Tutto inizia intorno alle 15 quando la Fiat Punto guidata da Cialini esce da via Galvani, la strada in cui l’uomo abita con moglie e figlioletta. E la bambina, che frequenta l’ultimo anno della scuola materna, è in macchina con il padre, legata al suo seggiolone sul sedile posteriore.
La Punto incrocia il furgone Fiorino con al volante Di Silvestre. Tra i due succede qualcosa per una mancata precedenza o, forse, per un sorpasso: entrambi scendono dai mezzi e volano parole grosse. E’ un crescendo che arriva alle mani. I carabinieri ricostruiscono che Cialini forse sferra un calcio all’altro, colpendolo al basso ventre. Tra i due insulti e minacce. Poi via. Ma è solo l’inizio della fine. Perchè Di Silvestre, sempre secondo la versione degli investigatori, segue la macchina di Cialini fino a chiudergli la strada. E’ qui, all’incrocio con via Verdi, che si consuma l’epilogo: i due scendono nuovamente, ma questa volta Di Silvestre ha in mano un coltello da cacciatore. Sferra un fendente, colpisce al cuore Cialini, che dal centro della strada torna verso la sua macchina, quella in cui c’è la figlia. Arriva allo sportello e si accascia a terra, mentre l’altro risale in auto. E qui lo troveranno i primi residenti del posto che escono dalle case quando vedono l’uomo a terra.

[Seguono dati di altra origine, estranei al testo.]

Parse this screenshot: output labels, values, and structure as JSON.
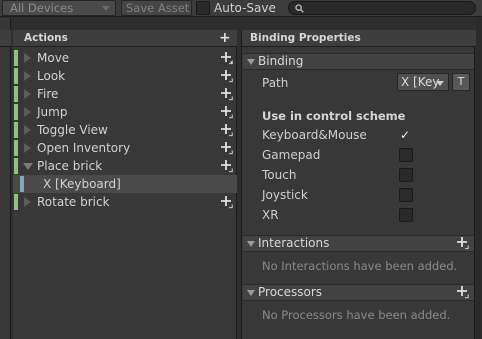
{
  "toolbar": {
    "devices_dropdown": "All Devices",
    "save_asset": "Save Asset",
    "auto_save": "Auto-Save",
    "search_placeholder": ""
  },
  "actions": {
    "header": "Actions",
    "items": [
      {
        "label": "Move"
      },
      {
        "label": "Look"
      },
      {
        "label": "Fire"
      },
      {
        "label": "Jump"
      },
      {
        "label": "Toggle View"
      },
      {
        "label": "Open Inventory"
      },
      {
        "label": "Place brick",
        "expanded": true
      },
      {
        "label": "X [Keyboard]",
        "binding": true,
        "selected": true
      },
      {
        "label": "Rotate brick"
      }
    ]
  },
  "binding_properties": {
    "header": "Binding Properties",
    "binding_section": "Binding",
    "path_label": "Path",
    "path_value": "X [Keyboard]",
    "t_button": "T",
    "control_scheme_title": "Use in control scheme",
    "schemes": [
      {
        "name": "Keyboard&Mouse",
        "checked": true
      },
      {
        "name": "Gamepad",
        "checked": false
      },
      {
        "name": "Touch",
        "checked": false
      },
      {
        "name": "Joystick",
        "checked": false
      },
      {
        "name": "XR",
        "checked": false
      }
    ],
    "interactions_section": "Interactions",
    "interactions_empty": "No Interactions have been added.",
    "processors_section": "Processors",
    "processors_empty": "No Processors have been added."
  },
  "colors": {
    "action_bar": "#8ec27e",
    "binding_bar": "#7ea7b8",
    "background": "#383838"
  }
}
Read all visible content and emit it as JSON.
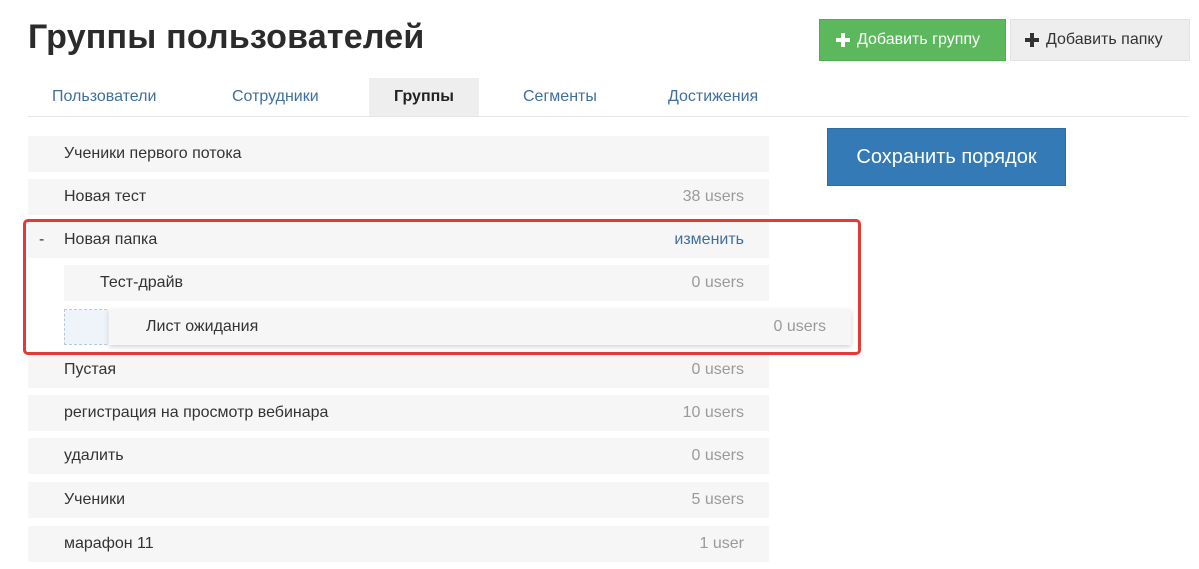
{
  "header": {
    "title": "Группы пользователей",
    "add_group_label": "Добавить группу",
    "add_folder_label": "Добавить папку"
  },
  "tabs": [
    {
      "label": "Пользователи",
      "active": false
    },
    {
      "label": "Сотрудники",
      "active": false
    },
    {
      "label": "Группы",
      "active": true
    },
    {
      "label": "Сегменты",
      "active": false
    },
    {
      "label": "Достижения",
      "active": false
    }
  ],
  "save_order_label": "Сохранить порядок",
  "groups": {
    "row1": {
      "name": "Ученики первого потока",
      "count": ""
    },
    "row2": {
      "name": "Новая тест",
      "count": "38 users"
    },
    "folder": {
      "toggle": "-",
      "name": "Новая папка",
      "edit_label": "изменить",
      "children": [
        {
          "name": "Тест-драйв",
          "count": "0 users"
        }
      ]
    },
    "dragging": {
      "name": "Лист ожидания",
      "count": "0 users"
    },
    "row3": {
      "name": "Пустая",
      "count": "0 users"
    },
    "row4": {
      "name": "регистрация на просмотр вебинара",
      "count": "10 users"
    },
    "row5": {
      "name": "удалить",
      "count": "0 users"
    },
    "row6": {
      "name": "Ученики",
      "count": "5 users"
    },
    "row7": {
      "name": "марафон 11",
      "count": "1 user"
    }
  },
  "colors": {
    "add_group_bg": "#5cb85c",
    "save_bg": "#337ab7",
    "highlight": "#e53935",
    "link": "#3f6f9e"
  }
}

I soccorsi sono immediati, ma per Cialini non ci sarà niente da fare: un primo arresto cardiaco in ambulanza, il secondo appena arrivato al pronto soccorso dell’ospedale. Sono da poco passate le 15.30. Quando i carabinieri della compagnia giuliese, guidati dal capitano Domenico Calore, arrivano sul posto Di Silvestre è ancora in auto. «In stato di shock» diranno gli investigatori. E così lo descriveranno anche alcuni testimoni che, più tardi, racconteranno di un uomo capace di ripetere solo una frase: «Sto aspettando i carabinieri». Viene portato in caserma e qui fermato con l’accusa di omicidio volontario. Viene visitato da un medico che esclude la presenza di segni evidenti di colluttazione. Poi un lungo interrogatorio davanti al procuratore Antonio Guerriero, al sostituto Irene Scordamaglia, pm di turno, al comandante del reparto operativo maggiore Massimiliano De Luca . Fino a notte fonda, quando uscirà per raggiungere il carcere di Castrogno. Oggi sarà affidato l’incarico per l’autopsia, che dovrebbe essere eseguita nel pomeriggio. Nelle prossime 48 ore l’udienza dal gip per convalidare l’arresto.
Questi i primi passaggi di un’inchiesta già chiusa, con uno stimato caldaista accusato di omicidio e un padre di famiglia ucciso per una banale lite in strada mentre era in macchina con la figlia. Perchè bastano pochi secondi per seppellire la normalità.